Primary sources are the priceless eyes and ears that our future descendants will have when they turn to consider our ways, our habits, and our deeds. Such events as the Cuban missile crisis, the Watergate scandal, and the wars in Afghanistan and Iraq are still in the public consciousness of our own time. When the twenty-second century rolls around, however, all that historians will have will be recorded conversations, pictures, photographs, memoranda, and other personal correspondence. When one considers conditions of the nineteenth century or before, one has even fewer primary sources on which to lean. Narrative accounts are often the only source of information for the historian, and so a crucial skill can be the interpretation, and deciphering, of the biases of the original writer.
Laura Esquivel was born on 30th September, 1950 in Mexico City. She forms part of the generation of writers in Latin American fiction whose careers booms in the wake of prior successes of the Colombian Gabriel Garcia Marquez and other writers of the ostensible Boom in the 1960s. She is considered to be a part of larger trend: the surfacing of female authors on Latin America. Her work is oft-associated with magical practicality, and her first and most triumphant novel, Like Water for Chocolate, is a prime case of that genre. Like Water for Chocolate is an often gripping, and a surprising tale of the unique association between the magic of love and the sensuality of cooking. Actual cooking recipes abound in the work of fiction as epigraphs to introduce chapters.

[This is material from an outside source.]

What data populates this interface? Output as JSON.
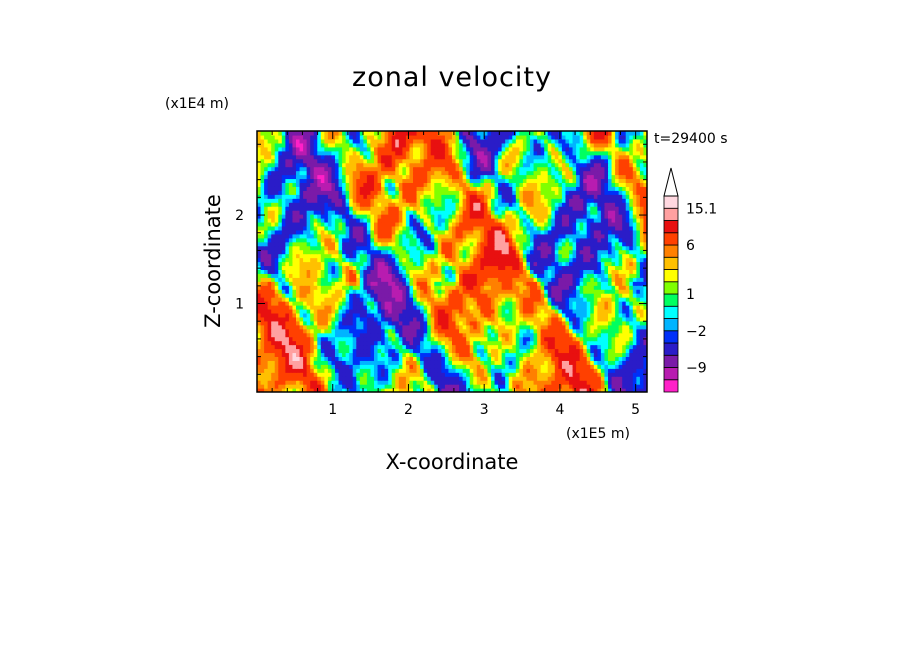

In the second chapter, Tita is order by her mother to cook the menu for Rosaura and Pedro's wedding party. The main saucer, chosen by Mama Elena, is significantly enough 'capons' - that is, castrated chickens. Pedro could have 'kidnapped' Tita and abandoned her, as his own father suggested him, but lacking the guts he chose Mama Elena's proposal of wedding the elder daughter named Rosaura. In conversational Spanish this lack of guts is referred to as lacking 'balls', symbolized in the castrated chickens cooked particularly for Pedro.
The recipe of the third Chapter is quail in rose petals, which comes to define connection between Tita and Pedro. Esquivel's cookery magic matter-of-factness is even more radically realized in the cooking of this dish. At this point in the story, Tita has become a ranch chef, following the loss of her much-loved surrogate mother, Nacha. Tita is so shed down by this incident that Pedro is moved to give her a bunch of roses. The sister's bossy mother, Mama Elena, always attentive to the leeway of connection between previous lovers, orders Tita to obliterate the roses, though not before Tita's clutching them to her breast has turned then from pink to red.
These rightly celebrated episodes propose an escape through the medium of food from all kinds of cruelty and oppression (it is no misfortune that the novel is set during the Mexican revolt, nor that the rose petal sauce is a pre-Hispanic recipe), and offer means of expression in a context of repressive social expectation. The fact is that Tita does not escape but remains and continues to cook, collect and write her recipes illustrates not rebellion or transformation but a subversive endurance.
In the fourth chapter, Tita cooks mole de guajolote con almendra y ajonjoli, a dish that, like the one for the last chapter, had chronological importance for Mexico. Young Tita cuts her first teeth amid the kitchen hustle and bustle required to prepare Christmas rolls, sheds her first feminine tears while preparing the marriage cake that should have been her own but will now be her sister's, and experiences near sexual consummation through her mouthwatering turkey mole with almonds and sesame seeds. Even her death is a 'culinary' experience.